These are all little known facts about the system dealing with inmates, prisons and the law. This will be updated as they become known to us.

The death penalty doesn't deter crime. Since the death penalty was reinstated in 1976, the South has carried out 80% of the nation's executions, yet it has the highest murder rate of any region in the country.

About 4% of our population are in prison, add that to the 4%-6% unemployment rate and that means about 1 out of 10 U.S. citizens are either in jail or unemployed.

A study by the U.S. General Accounting Office found racial prejudice in death sentencing. The race of the murder victim was shown to be a determining factor; killers of whites were proportionately more likely to be executed than were killers of blacks.

Most prison inmates are "kept" in there cells (sometimes at 200% capacity) for 20+ hours a day. Often inmates are confined to there cell 22+ hours a day, they are let out for meals and a very short time to exercise.

On death row in Huntsville Tx. you are transported for your execution across town, as they have no facilities there.

Experts estimate that at least 1/2 of 1% of the current inmate population is innocent. Records of these statistics are not kept. That would be 8000 innocent out of 1.6 million.

It is estimated that half of all death row inmates are minorities.

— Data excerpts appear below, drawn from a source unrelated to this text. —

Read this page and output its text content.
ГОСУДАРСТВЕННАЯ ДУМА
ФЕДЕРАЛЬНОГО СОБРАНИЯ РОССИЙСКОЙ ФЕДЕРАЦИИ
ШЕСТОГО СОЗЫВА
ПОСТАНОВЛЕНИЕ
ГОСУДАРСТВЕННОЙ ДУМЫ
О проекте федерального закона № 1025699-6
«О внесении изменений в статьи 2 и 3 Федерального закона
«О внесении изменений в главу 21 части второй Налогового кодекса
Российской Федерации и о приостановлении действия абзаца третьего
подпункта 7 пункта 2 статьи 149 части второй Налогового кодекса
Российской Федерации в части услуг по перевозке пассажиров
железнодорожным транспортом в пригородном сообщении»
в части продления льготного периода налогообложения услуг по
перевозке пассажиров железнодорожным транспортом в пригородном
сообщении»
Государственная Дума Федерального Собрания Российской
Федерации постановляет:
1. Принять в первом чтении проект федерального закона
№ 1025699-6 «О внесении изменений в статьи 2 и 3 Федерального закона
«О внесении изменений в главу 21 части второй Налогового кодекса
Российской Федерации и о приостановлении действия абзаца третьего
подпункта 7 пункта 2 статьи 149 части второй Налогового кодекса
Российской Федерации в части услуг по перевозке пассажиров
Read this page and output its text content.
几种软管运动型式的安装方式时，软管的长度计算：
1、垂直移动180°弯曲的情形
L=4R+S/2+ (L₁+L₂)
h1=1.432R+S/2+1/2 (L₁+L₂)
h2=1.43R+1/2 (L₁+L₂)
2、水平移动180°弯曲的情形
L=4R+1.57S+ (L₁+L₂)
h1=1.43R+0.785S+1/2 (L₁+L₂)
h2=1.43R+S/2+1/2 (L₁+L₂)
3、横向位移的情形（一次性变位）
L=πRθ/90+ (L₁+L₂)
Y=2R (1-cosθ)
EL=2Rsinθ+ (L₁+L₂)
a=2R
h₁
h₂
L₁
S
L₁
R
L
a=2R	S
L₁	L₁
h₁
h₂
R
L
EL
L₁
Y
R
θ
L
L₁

In Florida when visting an inmate you are not allowed to bring him anything unless it's purchased through the commisary

5.3 million people were on probation, in jail or prison, or on parole at yearend 1995--nearly 2.8% of all U.S. adult residents.

State and Federal prisons held about 1.2 million prisoners at yearend 1996.(1.6 at present)

At the end of 1995, the rate of confirmed AIDS in State and Federal prisons was more than 6 times higher than in the total U.S. population. Approximately 0.51% of all prisoners had confirmed AIDS.

Since the death penalty was reinstated by the Supreme Court in 1976, for every 7 prisoners who were executed, 1 prisoner awaiting execution was found to be innocent and released. That's 82 people who were on death row before their innocence was established, including 18 in Florida, 10 in Illinois since 1994, and 6 nationwide just this year. Their release came about not because the system worked, but in spite of it.

Alabama sentences more people to death per capita than any other state.

Alabama is 2nd (behind Texas) in the number of juveniles on death row.

31% of the black male population in Alabama has permanently lost the right to vote. (Highest in the country.)